The court of Bengalore has prohibited the company to transfer, burden, sell or dispose any of its resources. They started the insolvency proceedings because Karuturi’s rose farm in India could no longer meet its financial obligations. There appears to be a debt of 11 million euros.

According to Indian newspaper The Hindu, India exports 100 million stems of roses to markets in the United Kingdom, West Asia, Australia, China and the Netherlands. More than half of these roses would be produced by Karuturi.

Never successful

Karuturi’s website states that they are still the largest rose grower in the world with a production acreage of 292 hectares and an annual production of 555 million stems per year. However, this information doesn’t seem accurate. Karuturi’s rose farms in Africa have never been successful. In fact, at their Ethiopian farms, the focus was shifted towards food production at an early stage.

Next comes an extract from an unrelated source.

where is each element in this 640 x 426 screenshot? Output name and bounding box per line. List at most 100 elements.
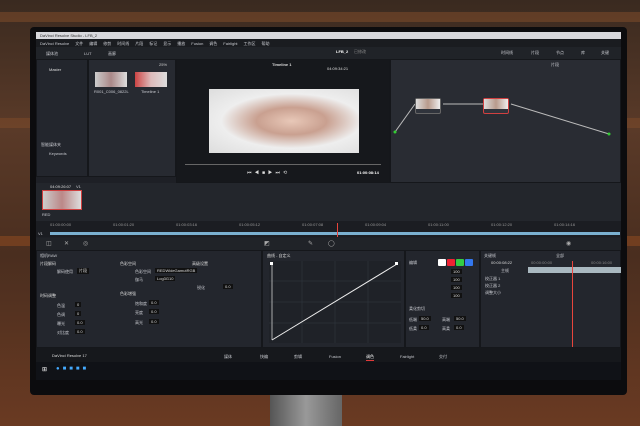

Karuturi has also had problems with its rose farm in Kenya and the processing company in Aalsmeer.

Employees of the rose farm in Naivasha were on strike in 2012 and 2013, because of outstanding pay and poor working conditions. By the end of 2013, the chairman of the COTU union, Francis Atwoli, called upon president Uhuru Kenyatta to intervene in the interest of the employees.


In 2013, Karuturi Global LTD was found guilty of tax evasion by the Kenyan government for an amount of 20 million dollars. According to the taxation authorities (KRA), the company systematically labelled their export roses with prices that were far too low.

At the end of 2013, Karuturi said in a statement on their website that they had agreed on a settlement with the Kenyan taxation authorities (KRA) and that they ‘only had to pay 4 million dollars’.

Karuturi Limited in Naivasha went into receivership in February 2014, because of a debt of more than €4 million and the non-payment of salaries to more than 3,000 employees. The Kenyan Business Advisory Group assigned two trustees to finalise the financial affairs. They investigated, among other things, the possibility of selling the rose company. The management of Karuturi no longer had control over the assets of the company.


There were problems in Aalsmeer too. Karuturi’s rose processing company located within the grounds of the Royal FloraHolland auction, was declared bankrupt on 30 September 2014.

Karuturi processed and traded their roses from Kenya and Ethiopia in Aalsmeer. There had been problems at their nurseries for a long time, though. They didn’t supply any roses for many months.

An interesting detail is that last March, investment company Phoenix Group announced they wanted to invest in the Kenyan activities of Karuturi. The investment was to cover Karuturi’s debts and breathe new life into the rose farm in Naivasha. There is still a chance that Karuturi once will fulfil its ambitions.